Plänen die Flügel gestutzt

Über 30 Bürger verfolgten die Sitzung

Samtgemeinderat meldet Bedenken gegen drei Windenergieflächen an

gb. Hollenstedt. Geplanten Windrädern sollen in der Samtgemeinde Hollenstedt die Flügel gestutzt werden. So lässt sich der Beschluss des Samtgemeinderates, der von über 30 Bürgern in Heins Gasthof in Holvede verfolgt wurde, knapp zusammenfassen. Der Rat folgte damit gegen die Stimmen der Grünen einer Empfehlung von Luis Gomes Martinho. Der Hamburger Stadtplaner hatte eine Analyse zum Regionalen Raumordnungsprogramm des Landkreises Harburg (RROP) erstellt. Darin heißt es, dass gegen einige potentielle Vorranggebiete zur Windenergienutzung aus landschaftsplanerischer und städtebaulicher Sicht Bedenken bestehen.
Diese Bedenken richten sich gegen folgende im RROP- Entwurf vorgeschlagenen Potentialflächen:

Der Bereich zwischen Hofstedter Berg und der Stellheide sei aus Artenschutz- und Naturschutzgründen für die Ansiedlung von Windenergieanlagen ungeeignet. Dort sollen deshalb zwei Flächen komplett aus dem RROP gestrichen werden.
Im Bereich nordwestlich von Regesbostel bis zur Gemarkungsgrenze Sauensiek soll laut Gutachten eine Fläche verkleinert werden. Hier würde es sonst zu „erheblichen Beeinträchtigungen des Landschaftsbildes“ kommen.
Die im Bereich Wennerstorf bereits vorhanden vier Windräder sollen nicht erhöht werden. Sie weisen bereits jetzt eine Nabenhöhe von rund 100 Metern auf. Bei der durch das sogenannte „Repowering“ vorgesehenen Höhenverdopplung würde der dafür notwendige Mindestabstand von 1.000 Metern zur Ortslage nicht eingehalten werden können. Zur Sicherung des Flugverkehrs müssten derart deutlich erhöhte Anlagen auch nachts befeuert werden.

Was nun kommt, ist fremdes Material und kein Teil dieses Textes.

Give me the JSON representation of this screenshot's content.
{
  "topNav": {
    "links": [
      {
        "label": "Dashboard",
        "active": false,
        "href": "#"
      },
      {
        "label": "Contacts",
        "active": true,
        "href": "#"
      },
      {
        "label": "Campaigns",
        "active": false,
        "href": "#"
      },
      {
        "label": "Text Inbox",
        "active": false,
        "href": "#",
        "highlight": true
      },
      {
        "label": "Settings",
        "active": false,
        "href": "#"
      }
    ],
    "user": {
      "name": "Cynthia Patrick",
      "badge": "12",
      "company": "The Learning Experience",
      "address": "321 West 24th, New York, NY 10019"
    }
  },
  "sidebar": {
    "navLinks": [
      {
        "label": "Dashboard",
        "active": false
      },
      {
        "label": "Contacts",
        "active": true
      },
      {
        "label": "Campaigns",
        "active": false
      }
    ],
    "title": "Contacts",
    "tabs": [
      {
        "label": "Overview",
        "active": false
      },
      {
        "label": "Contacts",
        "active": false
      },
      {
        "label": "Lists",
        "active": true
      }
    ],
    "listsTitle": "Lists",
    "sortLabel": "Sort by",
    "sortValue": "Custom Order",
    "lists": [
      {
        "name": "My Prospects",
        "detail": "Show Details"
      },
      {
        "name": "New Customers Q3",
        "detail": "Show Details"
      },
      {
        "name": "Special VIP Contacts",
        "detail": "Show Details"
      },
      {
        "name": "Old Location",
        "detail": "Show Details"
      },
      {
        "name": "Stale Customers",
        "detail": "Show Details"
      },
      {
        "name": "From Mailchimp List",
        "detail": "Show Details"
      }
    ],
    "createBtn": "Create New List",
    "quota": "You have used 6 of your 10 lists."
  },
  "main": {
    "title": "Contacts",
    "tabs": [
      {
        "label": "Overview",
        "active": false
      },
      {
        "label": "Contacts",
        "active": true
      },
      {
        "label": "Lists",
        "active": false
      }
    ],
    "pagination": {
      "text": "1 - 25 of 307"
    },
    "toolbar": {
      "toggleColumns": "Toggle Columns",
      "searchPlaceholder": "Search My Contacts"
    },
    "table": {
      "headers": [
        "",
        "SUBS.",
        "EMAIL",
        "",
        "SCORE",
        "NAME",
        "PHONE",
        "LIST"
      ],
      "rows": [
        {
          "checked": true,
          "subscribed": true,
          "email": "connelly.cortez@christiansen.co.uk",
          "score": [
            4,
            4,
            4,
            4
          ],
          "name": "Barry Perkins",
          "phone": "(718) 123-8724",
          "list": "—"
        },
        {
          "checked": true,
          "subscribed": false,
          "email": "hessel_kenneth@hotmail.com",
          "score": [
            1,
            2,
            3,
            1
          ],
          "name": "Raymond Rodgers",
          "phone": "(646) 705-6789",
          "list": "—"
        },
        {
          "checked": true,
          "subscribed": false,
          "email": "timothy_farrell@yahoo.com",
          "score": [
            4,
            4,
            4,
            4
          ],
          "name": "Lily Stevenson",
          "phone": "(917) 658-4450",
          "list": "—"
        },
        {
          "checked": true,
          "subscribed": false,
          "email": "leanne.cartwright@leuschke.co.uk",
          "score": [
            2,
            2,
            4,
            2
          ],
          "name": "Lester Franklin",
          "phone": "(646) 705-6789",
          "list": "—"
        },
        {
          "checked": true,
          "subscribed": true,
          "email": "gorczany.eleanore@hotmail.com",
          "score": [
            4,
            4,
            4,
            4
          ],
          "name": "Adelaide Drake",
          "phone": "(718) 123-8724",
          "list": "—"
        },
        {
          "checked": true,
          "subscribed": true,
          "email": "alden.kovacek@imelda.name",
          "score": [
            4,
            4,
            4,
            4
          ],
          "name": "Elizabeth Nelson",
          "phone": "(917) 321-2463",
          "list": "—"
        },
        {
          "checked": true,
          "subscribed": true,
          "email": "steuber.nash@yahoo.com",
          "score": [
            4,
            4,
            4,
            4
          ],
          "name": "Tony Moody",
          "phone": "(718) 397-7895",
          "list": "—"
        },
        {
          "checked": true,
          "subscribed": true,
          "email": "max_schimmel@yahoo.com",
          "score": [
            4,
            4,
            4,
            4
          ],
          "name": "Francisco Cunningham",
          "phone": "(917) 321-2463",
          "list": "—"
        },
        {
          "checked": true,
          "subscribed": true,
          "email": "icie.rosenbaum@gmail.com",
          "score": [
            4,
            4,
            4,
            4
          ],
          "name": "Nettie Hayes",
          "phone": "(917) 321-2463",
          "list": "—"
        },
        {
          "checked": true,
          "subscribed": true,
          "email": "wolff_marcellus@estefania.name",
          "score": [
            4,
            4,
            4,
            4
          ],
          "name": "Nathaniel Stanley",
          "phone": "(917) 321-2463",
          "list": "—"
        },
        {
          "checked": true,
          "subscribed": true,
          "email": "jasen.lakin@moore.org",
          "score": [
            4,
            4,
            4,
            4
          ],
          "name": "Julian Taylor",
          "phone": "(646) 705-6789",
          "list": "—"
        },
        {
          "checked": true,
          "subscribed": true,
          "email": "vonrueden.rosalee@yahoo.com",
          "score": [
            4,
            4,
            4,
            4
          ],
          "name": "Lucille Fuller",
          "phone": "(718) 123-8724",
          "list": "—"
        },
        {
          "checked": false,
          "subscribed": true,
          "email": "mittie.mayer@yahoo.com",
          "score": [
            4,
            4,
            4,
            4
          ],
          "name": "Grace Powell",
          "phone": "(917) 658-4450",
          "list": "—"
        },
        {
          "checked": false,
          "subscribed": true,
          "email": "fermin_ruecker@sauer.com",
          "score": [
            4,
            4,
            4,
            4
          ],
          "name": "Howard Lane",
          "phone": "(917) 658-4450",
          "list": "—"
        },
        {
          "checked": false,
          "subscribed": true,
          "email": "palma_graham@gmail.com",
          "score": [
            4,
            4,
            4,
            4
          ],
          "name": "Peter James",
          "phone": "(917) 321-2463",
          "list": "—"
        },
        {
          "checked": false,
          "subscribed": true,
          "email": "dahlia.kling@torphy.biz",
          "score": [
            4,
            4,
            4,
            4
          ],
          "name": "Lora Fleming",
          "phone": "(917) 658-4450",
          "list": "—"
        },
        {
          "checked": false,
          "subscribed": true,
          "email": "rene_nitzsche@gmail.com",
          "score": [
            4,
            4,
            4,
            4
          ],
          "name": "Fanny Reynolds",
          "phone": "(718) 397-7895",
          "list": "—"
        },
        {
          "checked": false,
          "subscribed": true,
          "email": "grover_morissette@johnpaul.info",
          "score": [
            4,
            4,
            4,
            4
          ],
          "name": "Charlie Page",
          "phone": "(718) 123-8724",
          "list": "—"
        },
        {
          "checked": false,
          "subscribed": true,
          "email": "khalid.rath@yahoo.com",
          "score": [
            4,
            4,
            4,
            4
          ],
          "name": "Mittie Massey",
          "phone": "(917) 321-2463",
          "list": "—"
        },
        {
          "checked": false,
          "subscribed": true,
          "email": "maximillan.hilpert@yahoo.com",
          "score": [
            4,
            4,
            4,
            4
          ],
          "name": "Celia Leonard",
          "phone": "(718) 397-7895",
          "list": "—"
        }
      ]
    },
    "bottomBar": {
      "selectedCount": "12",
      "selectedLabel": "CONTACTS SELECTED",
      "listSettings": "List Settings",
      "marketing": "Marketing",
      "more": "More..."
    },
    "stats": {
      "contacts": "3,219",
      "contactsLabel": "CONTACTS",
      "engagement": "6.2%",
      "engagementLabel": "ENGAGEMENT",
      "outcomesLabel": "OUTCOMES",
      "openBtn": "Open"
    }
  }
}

Keine Bedenken bestehen hingegen gegen potentielle Vorranggebiete in den Gemeinden Halvesbostel und Appel. Grundsätzlich, so heißt es in der Stellungnahme weiter, begrüße die Samtgemeinde die Förderung von Windenergie. Das letzte Wort hat in dieser Sache der Kreistag. Er beschließt letztlich das RROP.